Quotes about Courage
There are only three sports: mountain climbing, bull fighting, and motor racing. All the rest are merely games.
— Ernest Hemingway
The world breaks everyone and afterward many are strong at the broken places. But those that will not break it kills. It kills the very good and the very gentle and the very brave impartially. If you are none of these you can be sure that it will kill you too but there will be no special hurry.
— Ernest Hemingway
Bullfighting is the only art in which the artist is in danger of death and in which the degree of brilliance in the performance is left to the fighter's honor.
— Ernest Hemingway
Some of us try desperately to hold on to ourselves, to live for ourselves. We look so bedraggled and pathetic doing it, hanging on to the dead branch of a bank account for dear life, afraid to risk ourselves on the untried wings of giving. We don't think we can live generously because we have never tried. But the sooner we start the better, for we are going to have to give up our lives finally, and the longer we wait the less time we have for the soaring and swooping life of grace.
— Eugene Peterson
As long as matters are really hopeful," wrote Chesterton, "hope is mere flattery or platitude.
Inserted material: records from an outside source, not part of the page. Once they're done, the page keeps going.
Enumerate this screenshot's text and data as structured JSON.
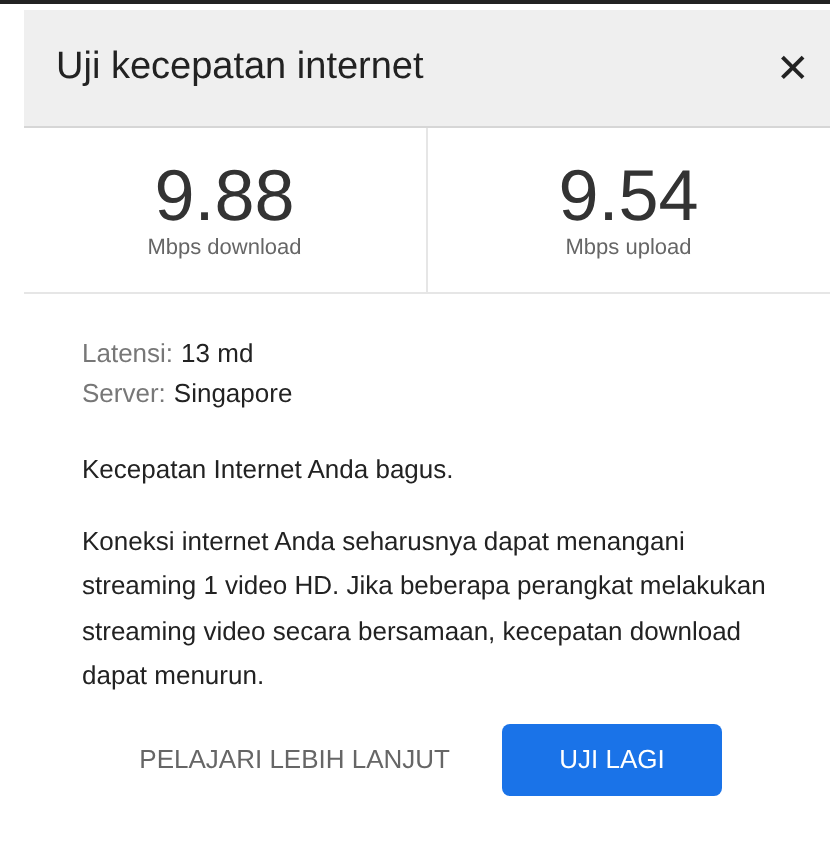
{
  "dialog": {
    "title": "Uji kecepatan internet",
    "close": "✕"
  },
  "stats": [
    {
      "value": "9.88",
      "unit": "Mbps download"
    },
    {
      "value": "9.54",
      "unit": "Mbps upload"
    }
  ],
  "details": [
    {
      "label": "Latensi:",
      "value": "13 md"
    },
    {
      "label": "Server:",
      "value": "Singapore"
    }
  ],
  "summary": "Kecepatan Internet Anda bagus.",
  "description": "Koneksi internet Anda seharusnya dapat menangani streaming 1 video HD. Jika beberapa perangkat melakukan streaming video secara bersamaan, kecepatan download dapat menurun.",
  "buttons": [
    {
      "label": "PELAJARI LEBIH LANJUT",
      "kind": "text"
    },
    {
      "label": "UJI LAGI",
      "kind": "primary"
    }
  ]
}
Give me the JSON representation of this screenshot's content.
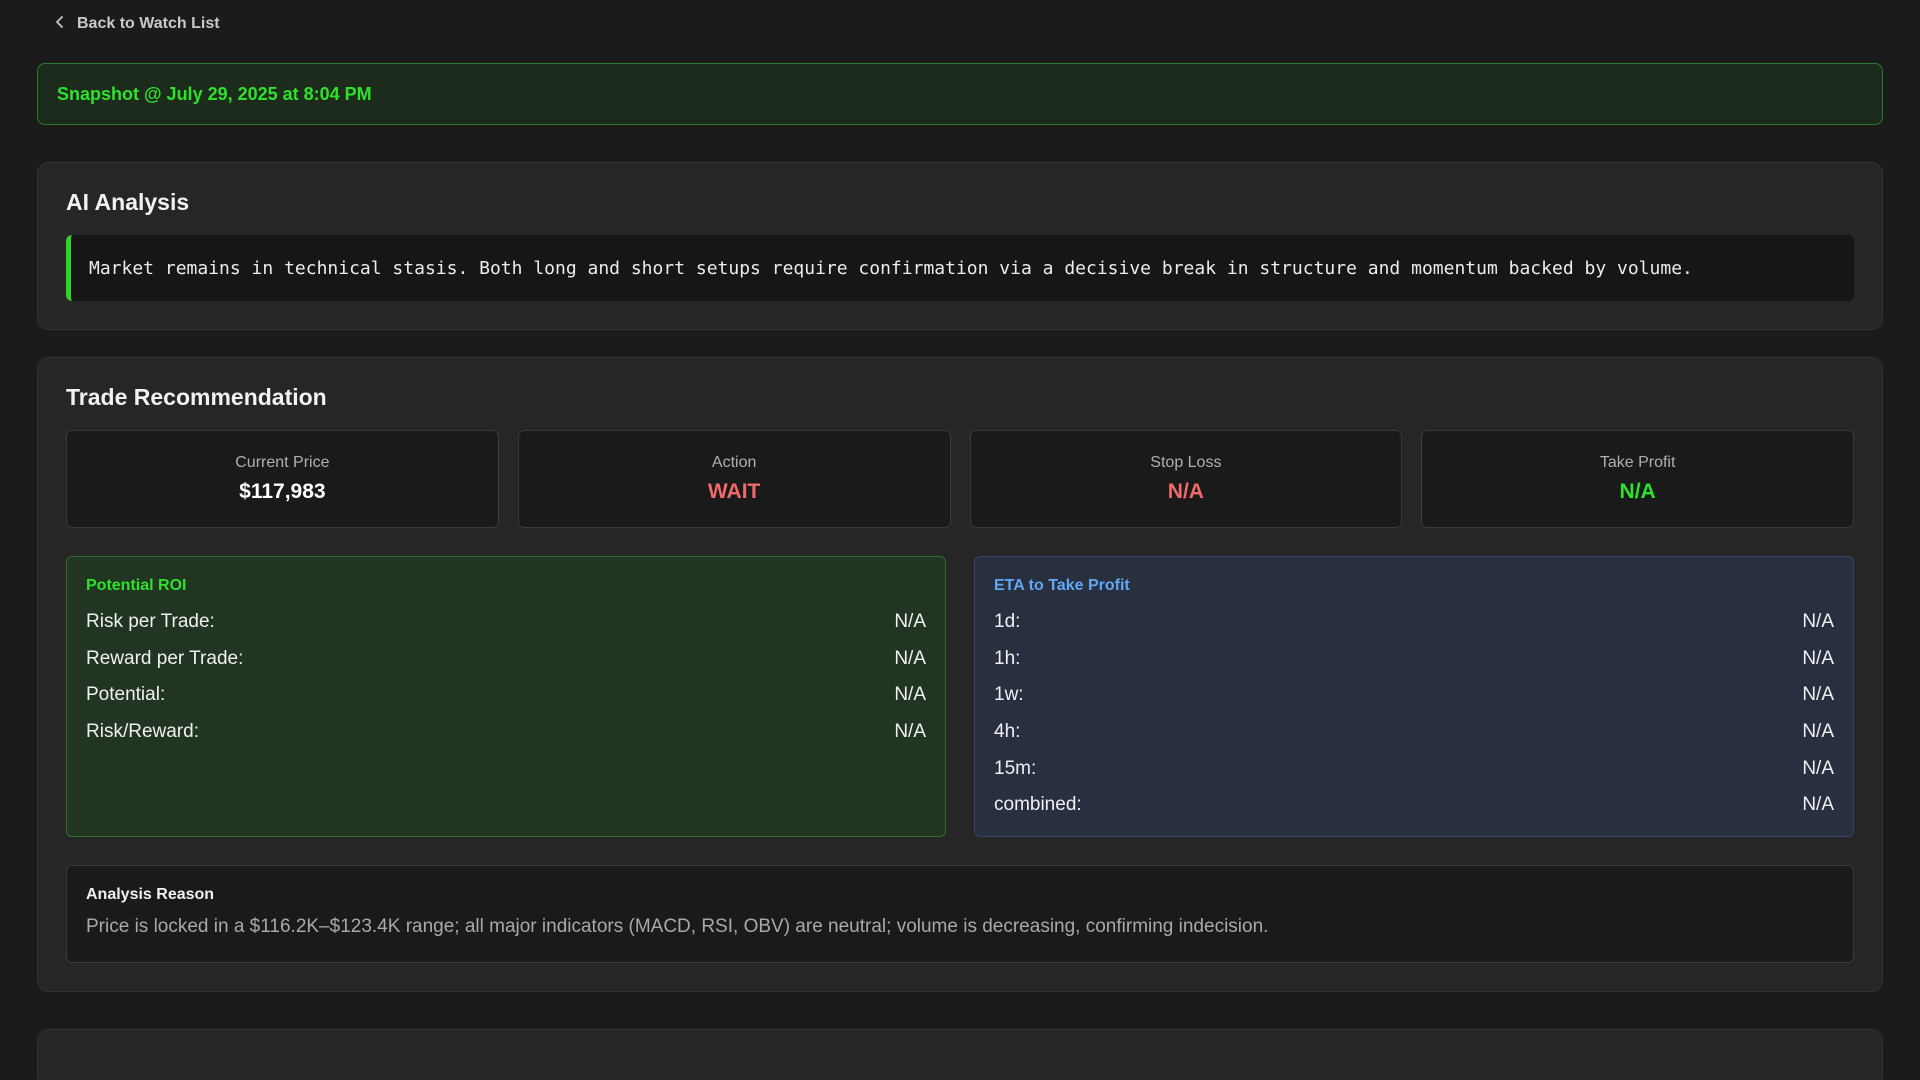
{
  "nav": {
    "back_label": "Back to Watch List"
  },
  "snapshot": {
    "label": "Snapshot @ July 29, 2025 at 8:04 PM"
  },
  "ai_analysis": {
    "title": "AI Analysis",
    "text": "Market remains in technical stasis. Both long and short setups require confirmation via a decisive break in structure and momentum backed by volume."
  },
  "trade": {
    "title": "Trade Recommendation",
    "stats": [
      {
        "label": "Current Price",
        "value": "$117,983",
        "color": "#ffffff"
      },
      {
        "label": "Action",
        "value": "WAIT",
        "color": "#f06a6a"
      },
      {
        "label": "Stop Loss",
        "value": "N/A",
        "color": "#f06a6a"
      },
      {
        "label": "Take Profit",
        "value": "N/A",
        "color": "#2ee22b"
      }
    ],
    "roi": {
      "title": "Potential ROI",
      "rows": [
        {
          "label": "Risk per Trade:",
          "value": "N/A"
        },
        {
          "label": "Reward per Trade:",
          "value": "N/A"
        },
        {
          "label": "Potential:",
          "value": "N/A"
        },
        {
          "label": "Risk/Reward:",
          "value": "N/A"
        }
      ]
    },
    "eta": {
      "title": "ETA to Take Profit",
      "rows": [
        {
          "label": "1d:",
          "value": "N/A"
        },
        {
          "label": "1h:",
          "value": "N/A"
        },
        {
          "label": "1w:",
          "value": "N/A"
        },
        {
          "label": "4h:",
          "value": "N/A"
        },
        {
          "label": "15m:",
          "value": "N/A"
        },
        {
          "label": "combined:",
          "value": "N/A"
        }
      ]
    },
    "reason": {
      "title": "Analysis Reason",
      "text": "Price is locked in a $116.2K–$123.4K range; all major indicators (MACD, RSI, OBV) are neutral; volume is decreasing, confirming indecision."
    }
  },
  "colors": {
    "accent_green": "#2ee22b",
    "accent_red": "#f06a6a",
    "accent_blue": "#62a7f5",
    "background": "#1b1b1b"
  }
}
It is only when everything is hopeless that hope begins to be a strength at all. Like all the Christian virtues, it is as unreasonable as it is indispensable.
— Eugene Peterson
The grace of God means something like: Here is your life. You might never have been, but you are because the party wouldn't be complete without you. Here is the world. Beautiful and terrible things will happen. Don't be afraid. I am with you. Nothing can ever separate us.
— Eugene Peterson
Audacious quip of Teresa of Avila when she was energetically engaged in reforming the Carmelite monasteries, traveling all over Spain by oxcart on bad roads. One day she was thrown from her cart into a muddy stream. She shook her fist at God, "God, if this is the way you treat your friends, no wonder you don't have many.
— Eugene Peterson
A beautiful discipline of the soul can become sappy, mindless counsel, if we divorce it from the biblical roots of honesty, grief, lament, and genuine celebration from which it originates. No! If we are to live praising lives, robust lives of affirmation, we must live truly, honestly, and courageously. We cannot take shortcuts to the act of praising. We cannot praise prematurely.
— Eugene Peterson
For redemption is not a rescue from evil—it is a redemption of evil. Salvation is not luck but rather a courageous confrontation that is victorious in battle. And that is why praise is so exhilarating. It has nothing to do with slapping a happy face on a bad situation and grinning through it. It is fashioned deep within us, out of the sin and guilt and doubt and lonely despair that nevertheless believes. And, in that believing, becomes whole.
— Eugene Peterson
A Christian is a person who decides to face and live through suffering.
— Eugene Peterson
And yet I decide, every day, to set aside what I can do best and attempt what I do very clumsily--open myself to the frustrations and failures of loving, daring to believe that failing in love is better than succeeding in pride.
— Eugene Peterson
To persevere, trusting in what hopes he has, is courage in a man.